Large language model benchmark scores may be telling researchers less about raw capability than about how much computation a system can use at inference time, according to OpenAI researcher Noam Brown.
In a post on X, Brown pointed readers to a longer piece arguing that large-scale test-time compute is becoming an increasingly important factor in evaluating modern LLMs. His central claim is that as models improve, benchmark performance is less tied to a single forward pass and more influenced by how much computation is spent while the model is answering a prompt.
That shift matters because it changes how the field interprets results. A model that performs well on a benchmark may not simply be stronger in the traditional sense. It may also be benefiting from additional search, sampling, or deliberation during inference. Brown suggested that for today’s most capable models, benchmark outcomes can depend heavily on the amount of test-time compute available, making it harder to compare systems on a like-for-like basis.
The post also raises a broader measurement problem. Brown said the industry may not yet know the true capability ceiling of current LLMs, in part because existing evaluations can be constrained by limited compute budgets. In other words, a model’s best possible performance may not be visible unless it is allowed to spend substantially more resources at test time than many standard evaluations permit.
This issue has grown more visible as developers increasingly build systems that can think longer, sample multiple answers, or use internal search strategies before producing a response. Those methods can improve accuracy, but they also blur the line between model quality and the amount of infrastructure used to run the model. For benchmark leaders, that distinction is becoming more consequential.
Brown’s comments reflect a wider debate in AI research over how to assess progress fairly. Traditional benchmarks were often designed with the assumption that a model would produce one answer with a fixed amount of computation. As systems get more advanced, that assumption looks less stable. Researchers now have to consider whether a score reflects general intelligence, test-time scaling, or a combination of both.

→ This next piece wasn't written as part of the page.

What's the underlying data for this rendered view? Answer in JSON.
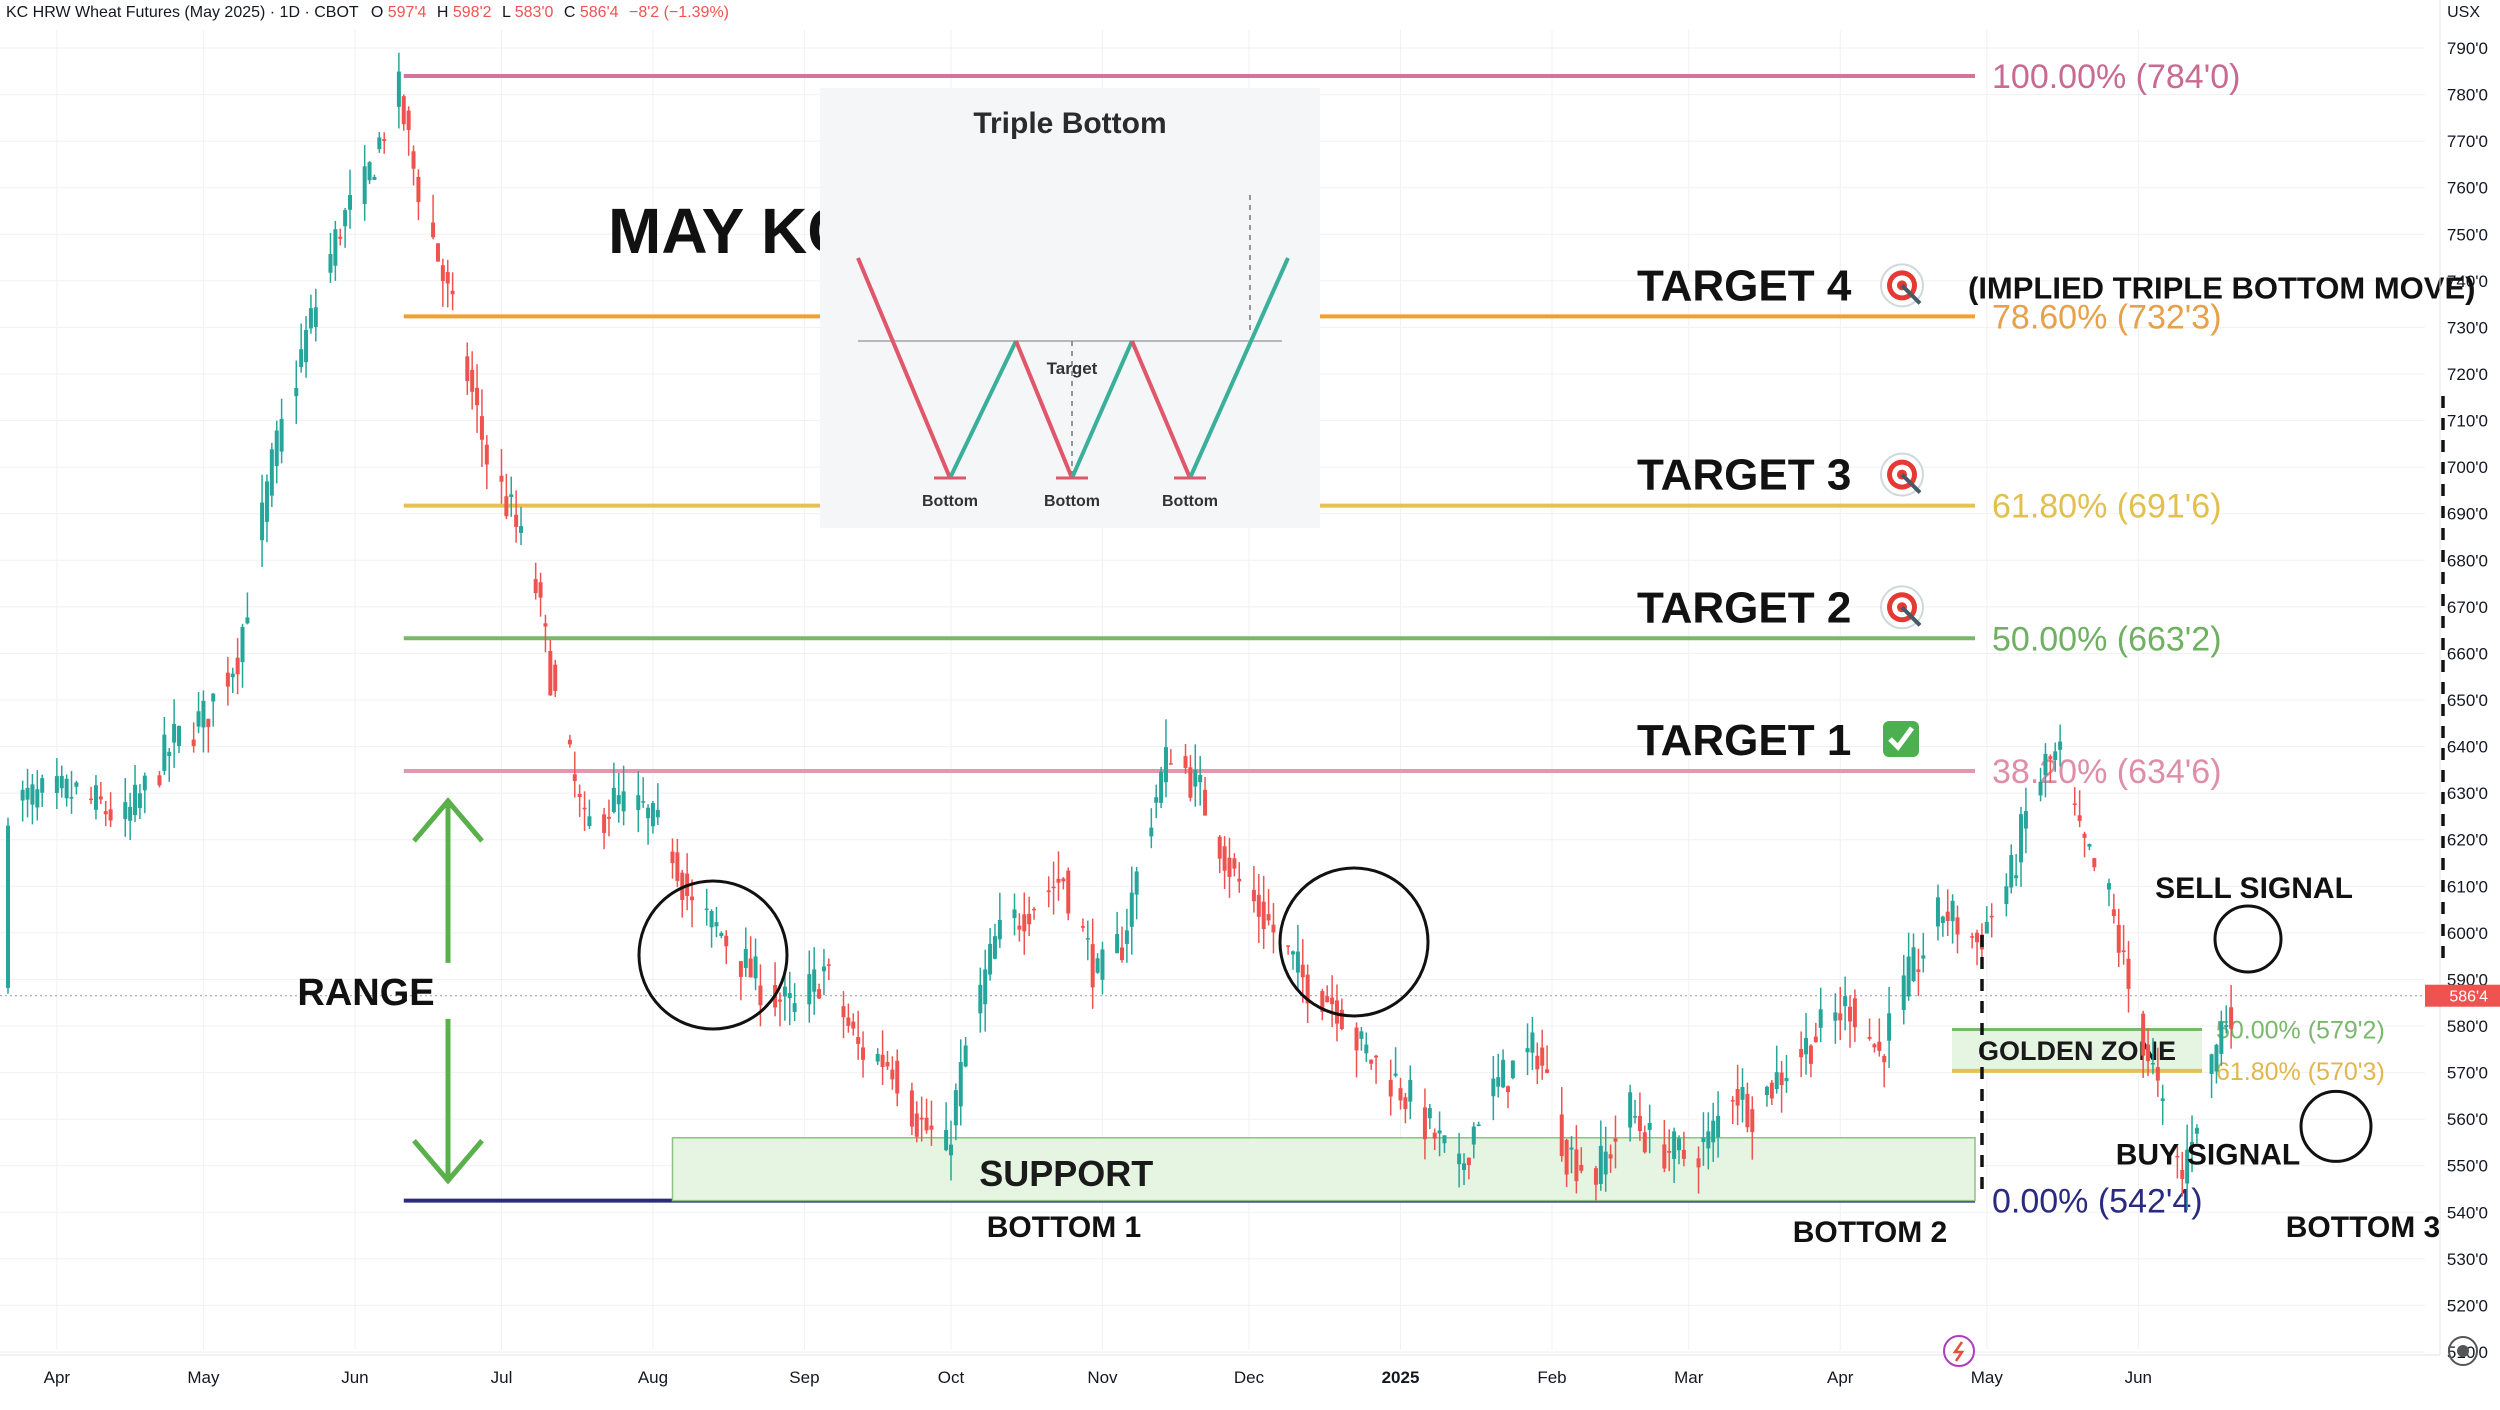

The implications extend beyond leaderboards. If test-time compute is a major driver of performance, then comparisons between models may need to include not just accuracy but also the compute spent to achieve it. That could affect how developers report results, how customers evaluate products, and how researchers think about efficiency.
Brown did not provide new benchmark data in the X post itself, but the message was clear: as LLMs advance, the amount of computation used during evaluation is becoming a central part of the story. For the AI industry, that raises a practical question as much as a scientific one. When a model appears to be better, is it because the model has improved, or because it has been given more room to think?